Step 4. Explore the times when posts were created for the most shared entries

In [None]:
df.sort_values(by='shares_count', ascending=False).head(20)['created_time']

Step 5. Identify the top-20 posts that received the most shares

In [None]:
# Top-shared entries: combined text
text_shared = ' '.join(df.sort_values(by='shares_count', ascending=False)['message_clean'].head(20))

# Proceed generating a word cloud
wc = WordCloud(width=1200, height=800, max_font_size=110, collocations=False).generate(text_shared)
plt.axis("off")
plt.imshow(wc, interpolation="bilinear")
plt.show()

In [None]:
# Store the words used to create WordCloud as kwords1
kwords1 = WordCloud().process_text(text_shared)

# Transform that dictionary into a pandas DataFrame
df_kwords1 = pd.DataFrame(list(kwords1.items()), columns=['keyword', 'count']).set_index('keyword')

# Plot a bar chart with the top keywords
%matplotlib inline
df_kwords1.sort_values(by='count', ascending=False).head(20).plot.bar()

Additional Step.
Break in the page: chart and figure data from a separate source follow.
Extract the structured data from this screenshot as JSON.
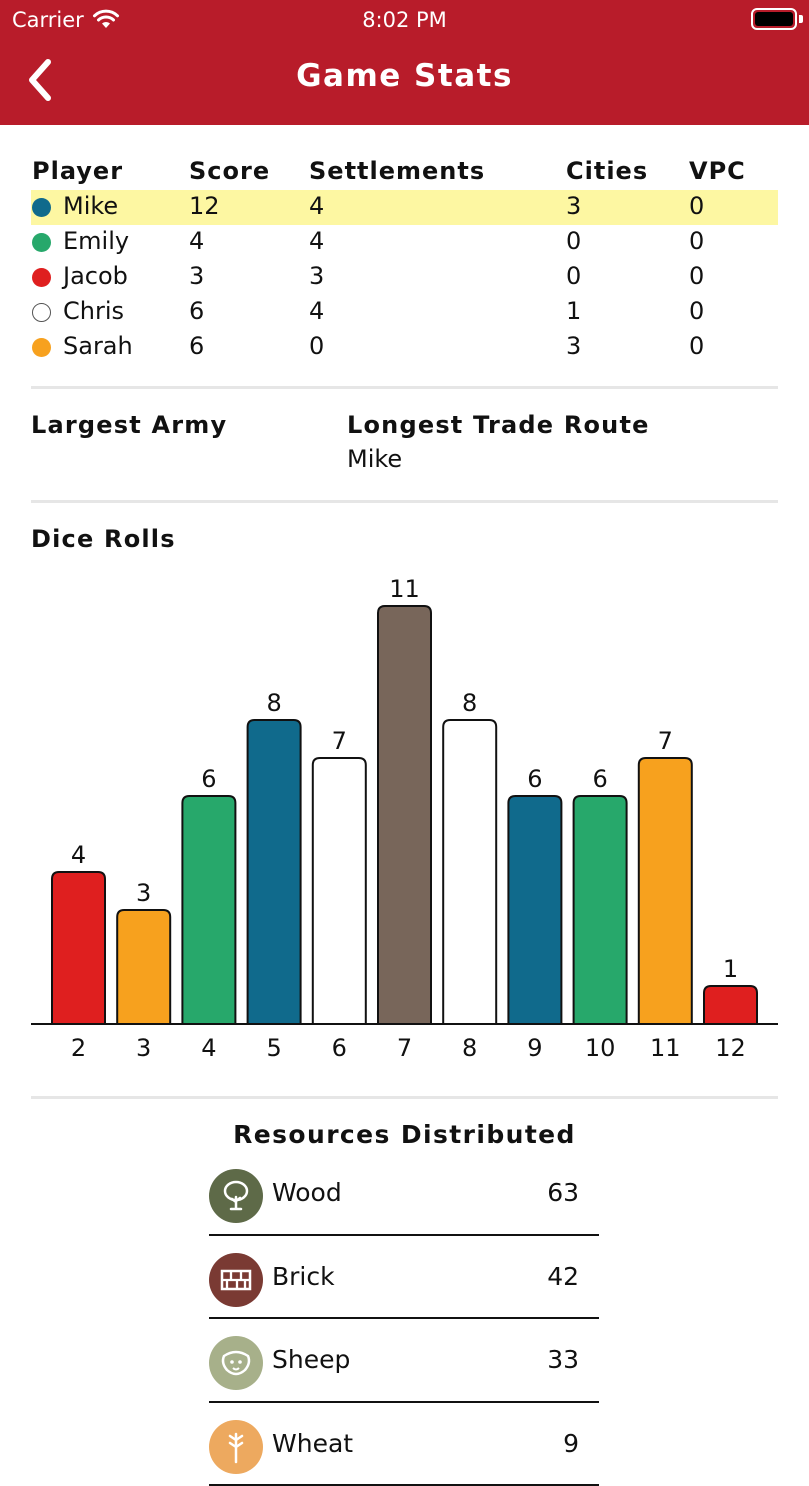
{
  "status_bar": {
    "carrier": "Carrier",
    "time": "8:02 PM"
  },
  "nav": {
    "title": "Game Stats"
  },
  "players_table": {
    "headers": {
      "player": "Player",
      "score": "Score",
      "settlements": "Settlements",
      "cities": "Cities",
      "vpc": "VPC"
    },
    "rows": [
      {
        "name": "Mike",
        "score": "12",
        "settlements": "4",
        "cities": "3",
        "vpc": "0",
        "color": "#106a8c",
        "highlight": true
      },
      {
        "name": "Emily",
        "score": "4",
        "settlements": "4",
        "cities": "0",
        "vpc": "0",
        "color": "#27a86b",
        "highlight": false
      },
      {
        "name": "Jacob",
        "score": "3",
        "settlements": "3",
        "cities": "0",
        "vpc": "0",
        "color": "#df1f1f",
        "highlight": false
      },
      {
        "name": "Chris",
        "score": "6",
        "settlements": "4",
        "cities": "1",
        "vpc": "0",
        "color": "#ffffff",
        "highlight": false
      },
      {
        "name": "Sarah",
        "score": "6",
        "settlements": "0",
        "cities": "3",
        "vpc": "0",
        "color": "#f7a11e",
        "highlight": false
      }
    ]
  },
  "awards": {
    "largest_army": {
      "label": "Largest Army",
      "value": ""
    },
    "longest_route": {
      "label": "Longest Trade Route",
      "value": "Mike"
    }
  },
  "dice_section_title": "Dice Rolls",
  "chart_data": {
    "type": "bar",
    "categories": [
      "2",
      "3",
      "4",
      "5",
      "6",
      "7",
      "8",
      "9",
      "10",
      "11",
      "12"
    ],
    "values": [
      4,
      3,
      6,
      8,
      7,
      11,
      8,
      6,
      6,
      7,
      1
    ],
    "bar_colors": [
      "#df1f1f",
      "#f7a11e",
      "#27a86b",
      "#106a8c",
      "#ffffff",
      "#78665a",
      "#ffffff",
      "#106a8c",
      "#27a86b",
      "#f7a11e",
      "#df1f1f"
    ],
    "title": "Dice Rolls",
    "xlabel": "",
    "ylabel": "",
    "ylim": [
      0,
      11
    ],
    "grid": false
  },
  "resources": {
    "title": "Resources Distributed",
    "items": [
      {
        "name": "Wood",
        "count": "63",
        "icon": "tree-icon",
        "color": "#5e6a48"
      },
      {
        "name": "Brick",
        "count": "42",
        "icon": "brick-icon",
        "color": "#7a3a33"
      },
      {
        "name": "Sheep",
        "count": "33",
        "icon": "sheep-icon",
        "color": "#a7b08a"
      },
      {
        "name": "Wheat",
        "count": "9",
        "icon": "wheat-icon",
        "color": "#eda95f"
      }
    ]
  }
}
Analyze the relationship between each count

In [None]:
# Convert correlation matrix into a DataFrame
df_corr = df.corr(method = 'pearson').round(decimals = 2)

# specifying plot size (making it bigger)
fig, ax = plt.subplots(figsize=(12,12))


# developing a spicy heatmap
sns.heatmap(data       = df_corr, # the correlation matrix
            cmap       = 'inferno',      # changing to SPICY colors
            square     = True,          # tightening the layout
            annot      = True,          # should there be numbers in the heatmap
            linecolor  = 'black',       # lines between boxes
            linewidths = 0.5)           # how thick should the lines be?


# title and displaying the plot
plt.title("""
Linear Correlation Heatmap for each count
""")

plt.show()